Please don't mistake an honest assessment for pessimism. It's hard to look at any of how the last two years have panned out without seeing that many people have underestimated the problems both of leaving the EU in the first place, and of being out once that happens.
I've voiced before on AB (I think) that most of the problems could probably have been avoided if the referendum had been held *after* people had given a proper thought to what leaving would mean, rather than before. Instead we were offered a dishonest referendum, designed to kill the issue, and it backfired on, in particular, Cameron and Osborne's faces spectacularly. They ran away (or were sacked) before they could face up to the true fallout from their arrogance, but it still leaves behind a mess. I hope that May, Davis et al can sort things out, but they are running out of time and running out of ideas.

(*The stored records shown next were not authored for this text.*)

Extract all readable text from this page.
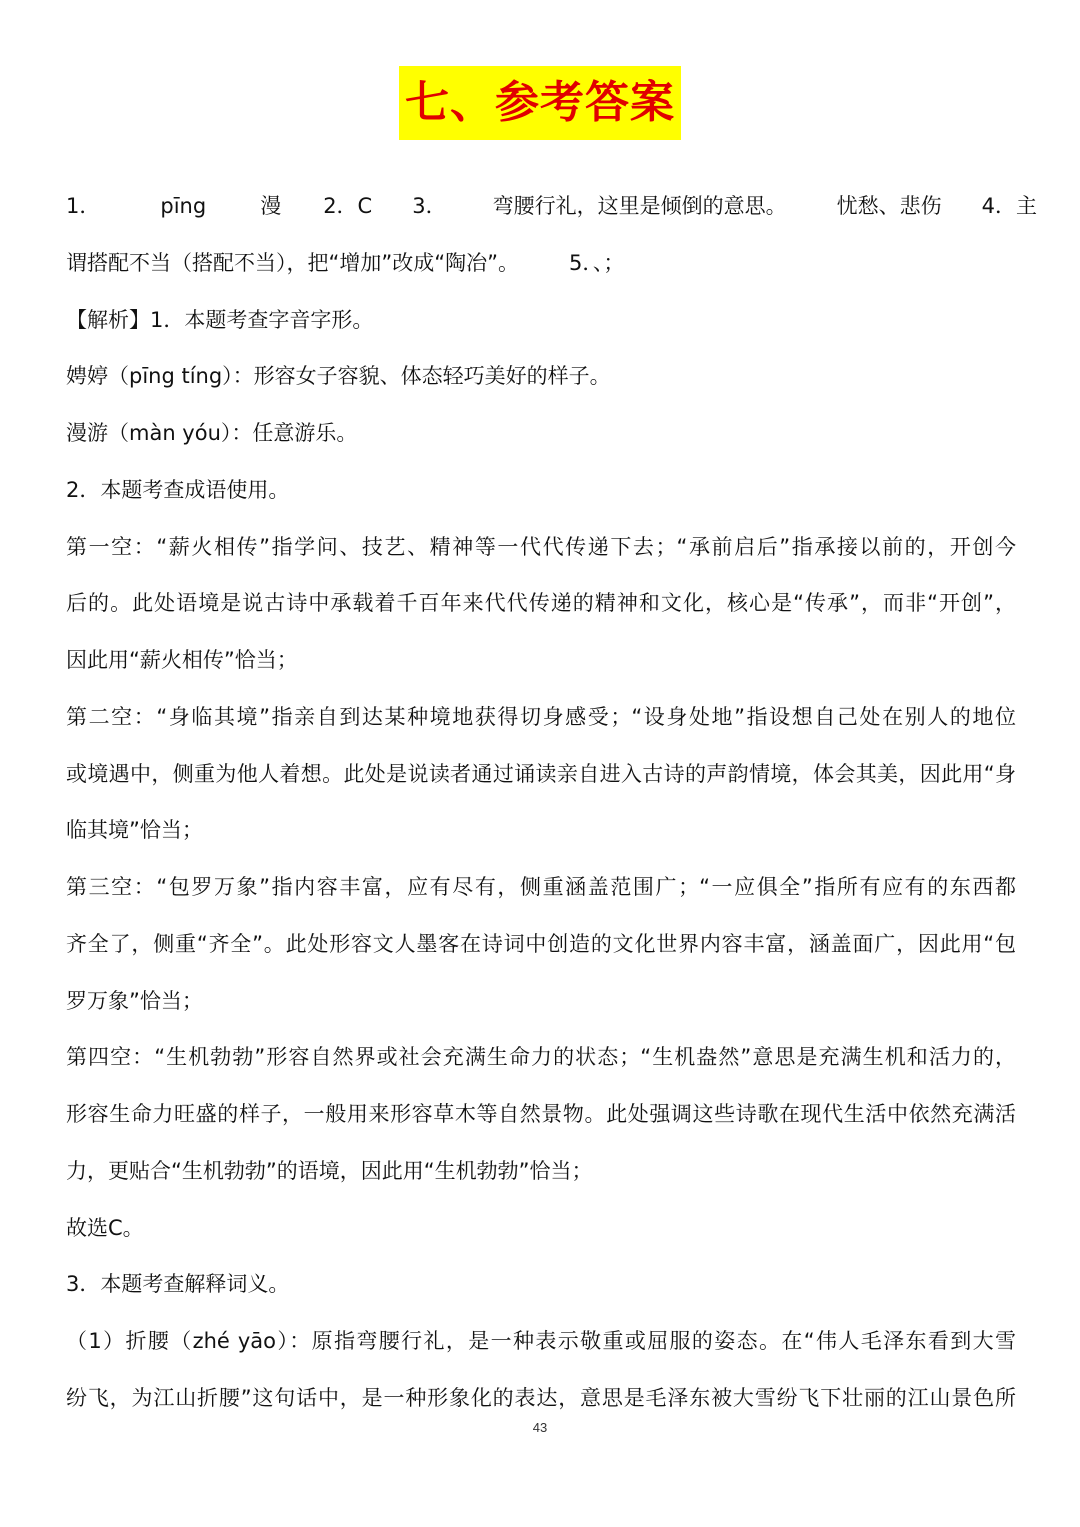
七、参考答案
1．	pīng	漫 2．C 3． 弯腰行礼，这里是倾倒的意思。 忧愁、悲伤 4．主
谓搭配不当（搭配不当），把“增加”改成“陶冶”。 5．、；
【解析】1．本题考查字音字形。
娉婷（pīng tíng）：形容女子容貌、体态轻巧美好的样子。
漫游（màn yóu）：任意游乐。
2．本题考查成语使用。
第一空：“薪火相传”指学问、技艺、精神等一代代传递下去；“承前启后”指承接以前的，开创今
后的。此处语境是说古诗中承载着千百年来代代传递的精神和文化，核心是“传承”，而非“开创”，
因此用“薪火相传”恰当；
第二空：“身临其境”指亲自到达某种境地获得切身感受；“设身处地”指设想自己处在别人的地位
或境遇中，侧重为他人着想。此处是说读者通过诵读亲自进入古诗的声韵情境，体会其美，因此用“身
临其境”恰当；
第三空：“包罗万象”指内容丰富，应有尽有，侧重涵盖范围广；“一应俱全”指所有应有的东西都
齐全了，侧重“齐全”。此处形容文人墨客在诗词中创造的文化世界内容丰富，涵盖面广，因此用“包
罗万象”恰当；
第四空：“生机勃勃”形容自然界或社会充满生命力的状态；“生机盎然”意思是充满生机和活力的，
形容生命力旺盛的样子，一般用来形容草木等自然景物。此处强调这些诗歌在现代生活中依然充满活
力，更贴合“生机勃勃”的语境，因此用“生机勃勃”恰当；
故选C。
3．本题考查解释词义。
（1）折腰（zhé yāo）：原指弯腰行礼，是一种表示敬重或屈服的姿态。在“伟人毛泽东看到大雪
纷飞，为江山折腰”这句话中，是一种形象化的表达，意思是毛泽东被大雪纷飞下壮丽的江山景色所
43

If, paradoxically, an increasingly dysfunctional plan for our future outside the EU encourages more people to support leaving, then so be it. The EU's intransigence may be unhelpful, but it's no more unreasonable than Jacob Rees-Mogg's bizarre and totally false insistence that "we hold all the cards" (unless he meant a Yarbrough, I suppose...), and rather better-supported by reality.

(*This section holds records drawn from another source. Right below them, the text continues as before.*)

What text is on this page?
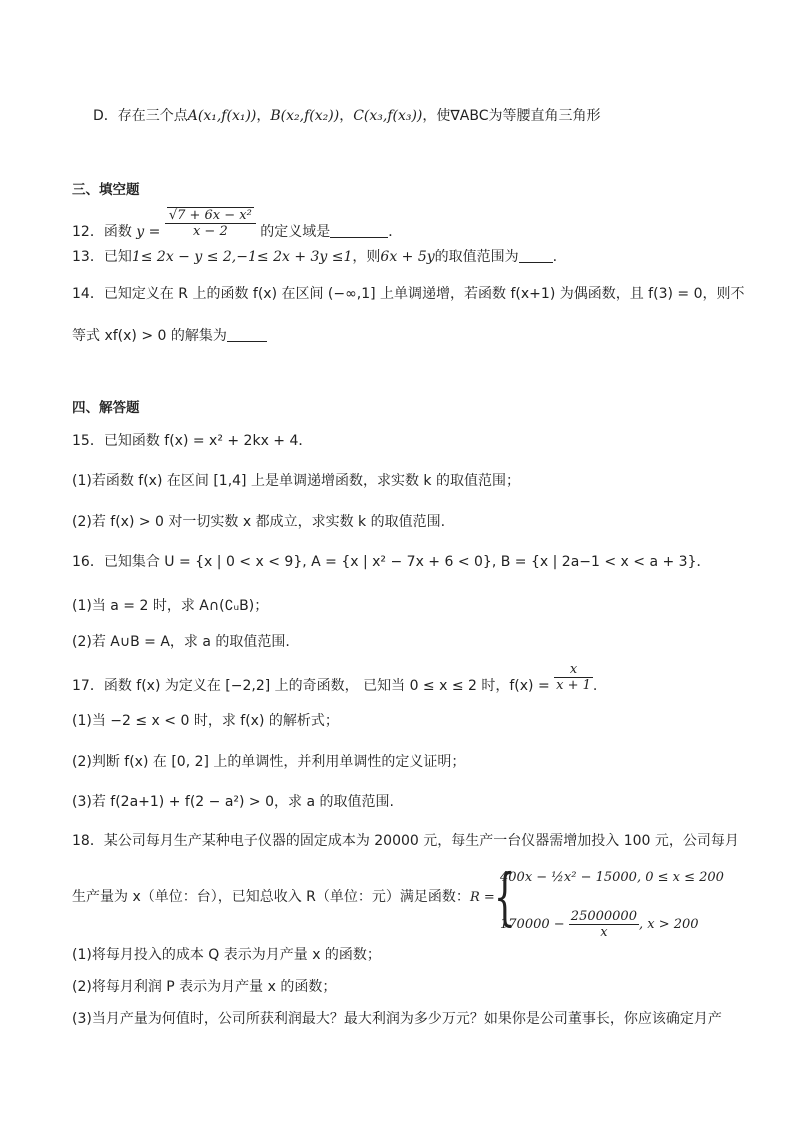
D．存在三个点A(x₁,f(x₁))，B(x₂,f(x₂))，C(x₃,f(x₃))，使∇ABC为等腰直角三角形
三、填空题
12．函数 $y = \frac{\text{√7 + 6x − x²}}{x - 2}$ 的定义域是	．
13．已知1≤ 2x − y ≤ 2,−1≤ 2x + 3y ≤1，则6x + 5y的取值范围为 .
14．已知定义在 R 上的函数 f(x) 在区间 (−∞,1] 上单调递增，若函数 f(x+1) 为偶函数，且 f(3) = 0，则不
等式 xf(x) > 0 的解集为
四、解答题
15．已知函数 f(x) = x² + 2kx + 4．
(1)若函数 f(x) 在区间 [1,4] 上是单调递增函数，求实数 k 的取值范围；
(2)若 f(x) > 0 对一切实数 x 都成立，求实数 k 的取值范围.
16．已知集合 U = {x | 0 < x < 9}, A = {x | x² − 7x + 6 < 0}, B = {x | 2a−1 < x < a + 3}．
(1)当 a = 2 时，求 A∩(∁ᵤB)；
(2)若 A∪B = A，求 a 的取值范围.
17．函数 f(x) 为定义在 [−2,2] 上的奇函数， 已知当 0 ≤ x ≤ 2 时，$f(x) = \frac{x}{x + 1}$ .
(1)当 −2 ≤ x < 0 时，求 f(x) 的解析式；
(2)判断 f(x) 在 [0, 2] 上的单调性，并利用单调性的定义证明；
(3)若 f(2a+1) + f(2 − a²) > 0，求 a 的取值范围.
18．某公司每月生产某种电子仪器的固定成本为 20000 元，每生产一台仪器需增加投入 100 元，公司每月
生产量为 x（单位：台），已知总收入 R（单位：元）满足函数： R = {
400x − ½x² − 15000, 0 ≤ x ≤ 200
$170000 - \frac{25000000}{x}$ , x > 200
(1)将每月投入的成本 Q 表示为月产量 x 的函数；
(2)将每月利润 P 表示为月产量 x 的函数；
(3)当月产量为何值时，公司所获利润最大？最大利润为多少万元？如果你是公司董事长，你应该确定月产
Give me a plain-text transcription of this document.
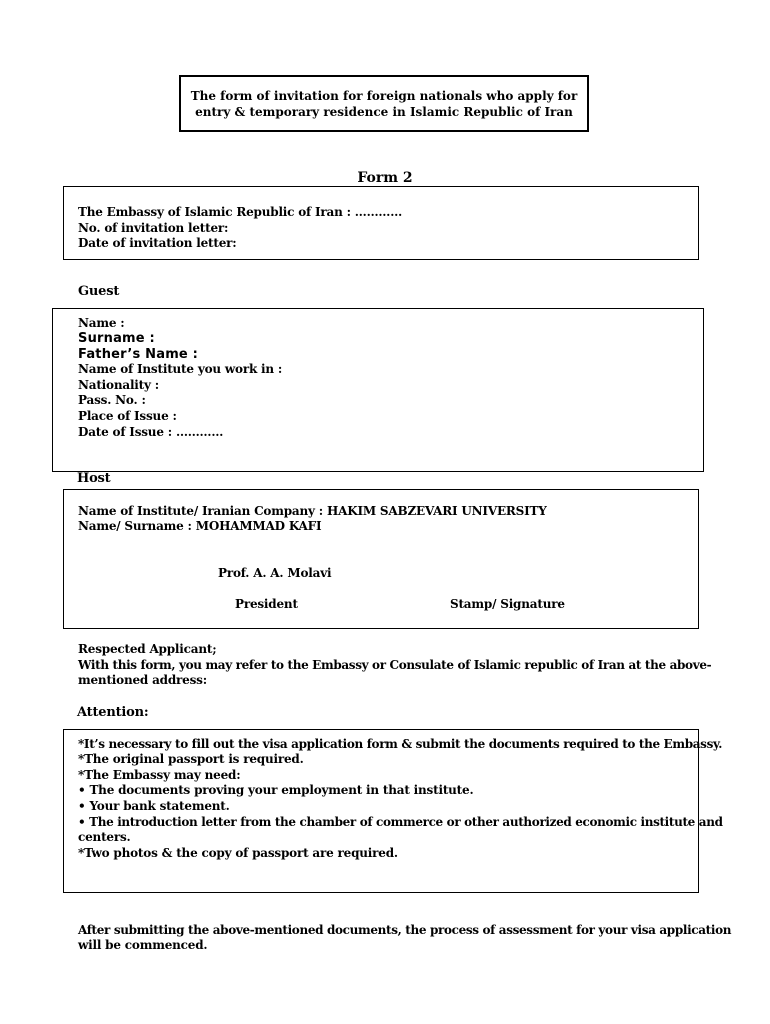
The form of invitation for foreign nationals who apply for
entry & temporary residence in Islamic Republic of Iran
Form 2
The Embassy of Islamic Republic of Iran : …………
No. of invitation letter:
Date of invitation letter:
Guest
Name :
Surname :
Father’s Name :
Name of Institute you work in :
Nationality :
Pass. No. :
Place of Issue :
Date of Issue : …………
Host
Name of Institute/ Iranian Company : HAKIM SABZEVARI UNIVERSITY
Name/ Surname : MOHAMMAD KAFI
Prof. A. A. Molavi
President	Stamp/ Signature
Respected Applicant;
With this form, you may refer to the Embassy or Consulate of Islamic republic of Iran at the above-
mentioned address:
Attention:
*It’s necessary to fill out the visa application form & submit the documents required to the Embassy.
*The original passport is required.
*The Embassy may need:
• The documents proving your employment in that institute.
• Your bank statement.
• The introduction letter from the chamber of commerce or other authorized economic institute and
centers.
*Two photos & the copy of passport are required.
After submitting the above-mentioned documents, the process of assessment for your visa application
will be commenced.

As it is, there's little evidence that, overall, public opinion has changed. Perhaps more people are flocking to leave, concerned by the EU's inflexibility, but, equally, "Regrexit" is pushing some back the other way. But mainly, if you hated the EU to start with you'll probably hate it even more now, and if you hated Leave to start with then the inability to come up with a coherent plan is going to convince you that you were right to have voted to stay in. We see what we want to see.